The FSA is to publish a joint statement with the claim management company regulator, setting out firms’ responsibilities when they get complaints from claim firms.
In a feedback statement on consumer complaints published by the regulator this week, the FSA acknowledges that claim management companies can accelerate the pace at which mass claims grow.
But it says this is balanced against the role that claim firms can play in “improving access to justice for consumers of financial services”.
The FSA says: “Key to this is the value for money that claim management companies offer consumers, given that consumers have access to complaint-handling procedures that are free and intended to be easy to use.”
The regulator also points out that the FSA, the Financial Ombudsman Service and the Office of Fair Trading work closely with the claim management regulator, which is part of the Ministry of Justice, providing it with intelligence about rogue firms.
The FSA adds: “Our joint statement with the claims management regulator will set out a firm’s responsibilities when they receive complaints from CMCs.

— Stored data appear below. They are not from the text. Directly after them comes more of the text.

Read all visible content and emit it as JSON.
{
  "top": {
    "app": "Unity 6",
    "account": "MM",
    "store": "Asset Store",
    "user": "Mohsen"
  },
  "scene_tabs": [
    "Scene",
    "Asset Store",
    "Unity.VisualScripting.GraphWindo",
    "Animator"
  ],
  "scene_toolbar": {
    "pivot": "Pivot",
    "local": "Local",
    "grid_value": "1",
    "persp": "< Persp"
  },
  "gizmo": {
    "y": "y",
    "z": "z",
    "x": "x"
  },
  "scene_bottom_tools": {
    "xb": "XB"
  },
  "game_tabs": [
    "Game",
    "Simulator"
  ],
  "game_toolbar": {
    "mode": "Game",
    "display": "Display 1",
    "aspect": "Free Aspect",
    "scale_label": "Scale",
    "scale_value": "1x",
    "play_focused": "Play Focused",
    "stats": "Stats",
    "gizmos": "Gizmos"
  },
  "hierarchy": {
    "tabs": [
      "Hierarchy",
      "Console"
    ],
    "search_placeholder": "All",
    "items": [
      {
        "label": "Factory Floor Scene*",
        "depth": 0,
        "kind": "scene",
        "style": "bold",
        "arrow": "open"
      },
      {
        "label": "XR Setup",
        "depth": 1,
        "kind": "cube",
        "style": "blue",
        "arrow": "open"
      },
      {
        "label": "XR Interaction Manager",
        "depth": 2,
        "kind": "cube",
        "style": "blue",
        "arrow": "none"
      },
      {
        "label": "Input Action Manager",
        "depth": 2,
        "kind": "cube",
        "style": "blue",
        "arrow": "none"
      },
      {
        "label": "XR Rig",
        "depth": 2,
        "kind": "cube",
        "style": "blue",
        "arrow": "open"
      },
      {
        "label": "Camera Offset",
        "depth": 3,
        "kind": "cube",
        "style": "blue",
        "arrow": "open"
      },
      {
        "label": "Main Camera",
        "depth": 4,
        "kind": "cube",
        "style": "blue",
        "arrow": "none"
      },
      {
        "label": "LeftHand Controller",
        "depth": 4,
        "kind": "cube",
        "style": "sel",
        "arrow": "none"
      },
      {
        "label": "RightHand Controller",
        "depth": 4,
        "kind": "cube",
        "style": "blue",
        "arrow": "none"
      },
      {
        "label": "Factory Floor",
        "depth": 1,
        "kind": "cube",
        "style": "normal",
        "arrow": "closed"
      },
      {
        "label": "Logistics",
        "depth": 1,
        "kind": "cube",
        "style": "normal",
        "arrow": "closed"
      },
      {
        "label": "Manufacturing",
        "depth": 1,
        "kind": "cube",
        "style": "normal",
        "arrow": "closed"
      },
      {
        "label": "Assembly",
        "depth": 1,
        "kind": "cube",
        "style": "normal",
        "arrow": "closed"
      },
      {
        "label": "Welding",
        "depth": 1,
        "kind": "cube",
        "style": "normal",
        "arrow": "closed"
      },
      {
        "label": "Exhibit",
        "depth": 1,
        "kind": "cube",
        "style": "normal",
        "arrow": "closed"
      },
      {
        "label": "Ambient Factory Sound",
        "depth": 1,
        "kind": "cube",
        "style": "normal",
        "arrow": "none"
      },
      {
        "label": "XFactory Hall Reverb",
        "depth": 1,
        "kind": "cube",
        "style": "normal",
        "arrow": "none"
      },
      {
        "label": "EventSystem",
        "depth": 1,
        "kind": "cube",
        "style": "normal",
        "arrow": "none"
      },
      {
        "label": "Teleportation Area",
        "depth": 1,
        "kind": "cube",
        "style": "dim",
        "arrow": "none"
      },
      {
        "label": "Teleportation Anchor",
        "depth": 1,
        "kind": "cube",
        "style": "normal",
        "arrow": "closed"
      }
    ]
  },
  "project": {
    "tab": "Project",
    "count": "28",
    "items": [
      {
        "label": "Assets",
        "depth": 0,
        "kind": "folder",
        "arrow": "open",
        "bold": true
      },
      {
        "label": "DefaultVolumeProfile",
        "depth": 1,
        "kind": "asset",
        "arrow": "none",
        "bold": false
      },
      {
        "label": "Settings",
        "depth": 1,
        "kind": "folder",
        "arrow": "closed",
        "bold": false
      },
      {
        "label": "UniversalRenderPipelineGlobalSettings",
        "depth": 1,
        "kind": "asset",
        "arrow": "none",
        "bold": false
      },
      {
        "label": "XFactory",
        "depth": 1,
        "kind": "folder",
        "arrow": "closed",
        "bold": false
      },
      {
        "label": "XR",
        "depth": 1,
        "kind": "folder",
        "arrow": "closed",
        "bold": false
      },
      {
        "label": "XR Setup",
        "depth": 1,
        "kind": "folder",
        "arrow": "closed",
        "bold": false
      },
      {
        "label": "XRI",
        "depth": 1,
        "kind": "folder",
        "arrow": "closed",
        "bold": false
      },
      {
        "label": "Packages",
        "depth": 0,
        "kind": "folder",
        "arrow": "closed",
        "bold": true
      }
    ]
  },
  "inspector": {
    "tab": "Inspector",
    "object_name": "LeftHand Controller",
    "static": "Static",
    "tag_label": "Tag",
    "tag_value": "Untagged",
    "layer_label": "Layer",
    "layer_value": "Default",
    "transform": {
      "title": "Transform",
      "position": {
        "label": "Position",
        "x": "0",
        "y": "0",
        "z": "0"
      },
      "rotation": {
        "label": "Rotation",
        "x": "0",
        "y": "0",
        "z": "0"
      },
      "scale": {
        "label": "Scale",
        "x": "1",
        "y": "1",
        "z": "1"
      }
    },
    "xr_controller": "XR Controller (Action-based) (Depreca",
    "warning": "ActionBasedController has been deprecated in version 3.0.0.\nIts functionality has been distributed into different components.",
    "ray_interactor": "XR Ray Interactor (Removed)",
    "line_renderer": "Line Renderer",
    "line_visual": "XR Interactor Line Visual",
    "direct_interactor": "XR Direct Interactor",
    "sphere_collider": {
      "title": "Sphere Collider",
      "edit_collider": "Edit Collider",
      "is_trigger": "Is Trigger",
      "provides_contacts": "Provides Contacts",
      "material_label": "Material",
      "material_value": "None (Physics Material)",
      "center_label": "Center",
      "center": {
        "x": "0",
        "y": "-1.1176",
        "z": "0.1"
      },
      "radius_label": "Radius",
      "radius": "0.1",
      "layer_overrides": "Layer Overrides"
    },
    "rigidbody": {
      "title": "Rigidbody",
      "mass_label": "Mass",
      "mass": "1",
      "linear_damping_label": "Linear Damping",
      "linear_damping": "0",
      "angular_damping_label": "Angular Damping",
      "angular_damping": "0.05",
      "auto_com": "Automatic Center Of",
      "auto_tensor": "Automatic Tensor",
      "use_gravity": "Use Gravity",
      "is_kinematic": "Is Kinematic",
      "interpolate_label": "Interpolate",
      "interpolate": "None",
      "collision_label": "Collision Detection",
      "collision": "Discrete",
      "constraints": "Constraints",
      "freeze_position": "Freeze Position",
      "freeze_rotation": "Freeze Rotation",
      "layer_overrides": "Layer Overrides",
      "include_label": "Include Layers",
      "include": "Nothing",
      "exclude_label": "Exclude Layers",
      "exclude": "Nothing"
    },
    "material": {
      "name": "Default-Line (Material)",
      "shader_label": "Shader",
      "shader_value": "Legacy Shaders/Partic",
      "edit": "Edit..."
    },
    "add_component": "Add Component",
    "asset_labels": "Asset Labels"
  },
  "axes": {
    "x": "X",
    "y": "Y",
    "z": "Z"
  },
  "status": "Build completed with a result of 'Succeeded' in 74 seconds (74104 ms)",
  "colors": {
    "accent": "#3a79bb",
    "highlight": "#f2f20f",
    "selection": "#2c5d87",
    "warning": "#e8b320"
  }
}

“It will also provide messages for consumers to help them consider what they should and should not take into account when deciding whether to use the services of a CMC.”
The FSA and the claim management regulator signed a memorandum of understanding earlier this month.
Paladin Financial Services managing director Tim Purdon says: “What these companies do is encourage vexatious claims. It would be good to have a set of procedures that we can follow when we receive complaints from CMCs. Then again, if the regulators were acting more promptly, there would not be the need for these CMCs in the first place.”